Wine for Laying Down

Grapeguru sometimes buys wine in bond and keeps it in his cellar until ready to drink. That’s a good way of getting better wines at good prices. But you do need a proper cellar – cool, dark, even a bit damp – otherwise don’t try.

You also need a good source. It isn’t inevitable that wine will be at its cheapest en primeur, some vintages and individual wines are initially overpriced and you will be able to buy them cheaper, later. Since most of us can’t buy in Bordeaux or Beaune, we have to rely on our wine merchant having both the judgement to choose a good wine and the integrity to turn down wines that are overpriced. Fortunately we are well served in the UK with independent wine dealers. I buy en primeur mostly from The Wine Society but Tanners, Lay & Wheeler, Berry Bros & Rudd, and several others do a very good job, though some assume very well-heeled customers.

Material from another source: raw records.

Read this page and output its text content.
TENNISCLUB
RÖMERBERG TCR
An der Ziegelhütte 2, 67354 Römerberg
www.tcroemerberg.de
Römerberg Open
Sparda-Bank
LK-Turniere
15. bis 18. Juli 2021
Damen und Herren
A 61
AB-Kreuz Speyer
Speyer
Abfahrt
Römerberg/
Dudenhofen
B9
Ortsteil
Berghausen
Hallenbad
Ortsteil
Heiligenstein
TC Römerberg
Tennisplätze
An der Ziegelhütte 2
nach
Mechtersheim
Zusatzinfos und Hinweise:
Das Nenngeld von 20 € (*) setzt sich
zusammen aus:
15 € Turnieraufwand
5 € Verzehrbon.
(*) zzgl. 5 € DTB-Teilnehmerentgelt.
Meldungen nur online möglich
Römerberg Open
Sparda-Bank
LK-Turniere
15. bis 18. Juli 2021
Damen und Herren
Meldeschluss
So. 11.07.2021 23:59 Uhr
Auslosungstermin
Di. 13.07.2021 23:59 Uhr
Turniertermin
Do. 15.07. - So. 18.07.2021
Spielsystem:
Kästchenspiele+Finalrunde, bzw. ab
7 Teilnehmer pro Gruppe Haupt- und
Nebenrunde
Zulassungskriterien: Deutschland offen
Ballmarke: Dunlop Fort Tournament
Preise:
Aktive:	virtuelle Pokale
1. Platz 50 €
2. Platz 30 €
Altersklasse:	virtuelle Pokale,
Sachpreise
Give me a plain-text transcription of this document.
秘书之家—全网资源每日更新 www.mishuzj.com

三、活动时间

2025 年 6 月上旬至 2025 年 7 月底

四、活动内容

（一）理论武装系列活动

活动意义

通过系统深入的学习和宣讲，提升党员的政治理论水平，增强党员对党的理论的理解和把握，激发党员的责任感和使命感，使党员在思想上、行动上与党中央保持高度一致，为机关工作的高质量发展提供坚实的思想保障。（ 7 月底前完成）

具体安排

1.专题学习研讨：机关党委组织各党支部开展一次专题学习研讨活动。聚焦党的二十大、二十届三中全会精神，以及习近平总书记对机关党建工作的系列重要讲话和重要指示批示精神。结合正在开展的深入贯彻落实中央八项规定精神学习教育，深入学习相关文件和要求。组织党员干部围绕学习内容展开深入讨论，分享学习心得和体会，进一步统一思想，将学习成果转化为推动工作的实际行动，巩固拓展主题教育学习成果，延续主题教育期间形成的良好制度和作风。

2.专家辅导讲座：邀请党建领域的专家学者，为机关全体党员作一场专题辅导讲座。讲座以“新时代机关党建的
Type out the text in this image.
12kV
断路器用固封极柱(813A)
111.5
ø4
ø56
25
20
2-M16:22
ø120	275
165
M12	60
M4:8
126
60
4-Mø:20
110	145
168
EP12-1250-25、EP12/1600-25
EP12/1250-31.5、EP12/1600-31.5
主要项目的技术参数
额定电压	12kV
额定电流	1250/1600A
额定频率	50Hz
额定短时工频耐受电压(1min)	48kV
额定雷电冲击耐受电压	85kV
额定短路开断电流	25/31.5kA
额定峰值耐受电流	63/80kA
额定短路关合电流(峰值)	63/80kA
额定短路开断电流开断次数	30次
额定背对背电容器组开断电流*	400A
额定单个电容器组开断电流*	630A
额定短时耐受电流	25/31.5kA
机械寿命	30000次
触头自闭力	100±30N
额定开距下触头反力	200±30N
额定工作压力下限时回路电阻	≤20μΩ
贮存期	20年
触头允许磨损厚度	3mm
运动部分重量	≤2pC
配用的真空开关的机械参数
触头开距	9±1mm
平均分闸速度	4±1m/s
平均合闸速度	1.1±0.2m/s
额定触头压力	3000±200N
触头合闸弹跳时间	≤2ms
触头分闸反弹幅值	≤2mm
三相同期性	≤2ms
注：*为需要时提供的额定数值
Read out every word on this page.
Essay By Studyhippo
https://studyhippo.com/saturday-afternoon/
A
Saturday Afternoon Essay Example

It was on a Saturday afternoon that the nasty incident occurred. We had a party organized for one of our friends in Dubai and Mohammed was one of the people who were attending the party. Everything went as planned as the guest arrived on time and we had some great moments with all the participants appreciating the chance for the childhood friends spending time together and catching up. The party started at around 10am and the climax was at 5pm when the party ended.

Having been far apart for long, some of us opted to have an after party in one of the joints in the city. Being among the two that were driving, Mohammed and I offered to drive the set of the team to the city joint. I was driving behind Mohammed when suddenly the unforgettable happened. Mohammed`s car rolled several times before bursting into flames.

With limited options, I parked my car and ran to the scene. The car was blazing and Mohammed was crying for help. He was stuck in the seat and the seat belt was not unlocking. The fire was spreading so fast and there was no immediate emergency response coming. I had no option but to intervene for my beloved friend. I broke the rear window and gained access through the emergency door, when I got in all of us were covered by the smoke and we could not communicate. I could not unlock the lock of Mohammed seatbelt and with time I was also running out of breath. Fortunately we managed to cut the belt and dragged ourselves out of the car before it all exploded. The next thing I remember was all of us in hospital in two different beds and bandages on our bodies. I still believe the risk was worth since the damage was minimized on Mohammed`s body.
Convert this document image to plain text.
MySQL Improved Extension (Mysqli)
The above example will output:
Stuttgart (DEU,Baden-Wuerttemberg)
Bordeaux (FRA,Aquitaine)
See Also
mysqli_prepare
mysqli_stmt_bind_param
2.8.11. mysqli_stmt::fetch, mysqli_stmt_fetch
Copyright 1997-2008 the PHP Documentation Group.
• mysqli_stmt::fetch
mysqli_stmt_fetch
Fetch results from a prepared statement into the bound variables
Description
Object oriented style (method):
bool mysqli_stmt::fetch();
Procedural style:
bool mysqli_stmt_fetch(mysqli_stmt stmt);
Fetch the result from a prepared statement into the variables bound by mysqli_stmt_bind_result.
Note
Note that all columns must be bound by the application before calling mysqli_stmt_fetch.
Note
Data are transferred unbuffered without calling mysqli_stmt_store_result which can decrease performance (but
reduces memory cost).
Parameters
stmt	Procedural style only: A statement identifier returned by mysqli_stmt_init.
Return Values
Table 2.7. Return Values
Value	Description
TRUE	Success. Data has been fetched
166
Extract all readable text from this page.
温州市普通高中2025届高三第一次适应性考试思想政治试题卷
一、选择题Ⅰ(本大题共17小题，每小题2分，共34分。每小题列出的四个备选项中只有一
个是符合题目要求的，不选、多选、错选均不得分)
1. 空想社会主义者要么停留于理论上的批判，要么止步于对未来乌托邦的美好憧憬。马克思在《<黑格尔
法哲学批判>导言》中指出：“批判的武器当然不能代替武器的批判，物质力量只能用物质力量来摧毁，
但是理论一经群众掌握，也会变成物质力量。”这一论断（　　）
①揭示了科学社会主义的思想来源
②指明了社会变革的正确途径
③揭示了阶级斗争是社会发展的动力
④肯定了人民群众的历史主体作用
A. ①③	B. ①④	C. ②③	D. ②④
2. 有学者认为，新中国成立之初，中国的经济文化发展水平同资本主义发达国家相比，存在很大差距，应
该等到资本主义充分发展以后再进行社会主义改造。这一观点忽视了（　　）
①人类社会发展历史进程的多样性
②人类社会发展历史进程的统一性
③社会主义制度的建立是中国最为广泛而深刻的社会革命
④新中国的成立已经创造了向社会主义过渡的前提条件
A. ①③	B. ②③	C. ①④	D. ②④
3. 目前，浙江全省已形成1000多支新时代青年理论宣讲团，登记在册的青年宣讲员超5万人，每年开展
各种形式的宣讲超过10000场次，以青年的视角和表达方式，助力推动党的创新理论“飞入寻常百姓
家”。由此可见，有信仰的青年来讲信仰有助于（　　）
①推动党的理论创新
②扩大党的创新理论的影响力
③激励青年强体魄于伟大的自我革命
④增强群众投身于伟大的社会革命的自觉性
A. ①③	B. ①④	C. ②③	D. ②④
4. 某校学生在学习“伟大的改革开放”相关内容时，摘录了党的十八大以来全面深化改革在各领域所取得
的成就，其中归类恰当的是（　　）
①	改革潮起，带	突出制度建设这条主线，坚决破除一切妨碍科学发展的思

Steadily buying a few cases in good vintages allows you to build up a cellar of really interesting wines for special occasions.  Today you will have to spend at least £10 a bottle for wine that is worth laying down for more than a few years, but there is a lot of really good wine in the £10 to £20 region – you don’t have to buy Grand Crus at eye-watering prices. There are even some Bordeaux and Rhone reds from around £8 that are worth cellaring for three to five years.

Buying wine as an investment just wouldn’t occur; it’s for drinking not selling on.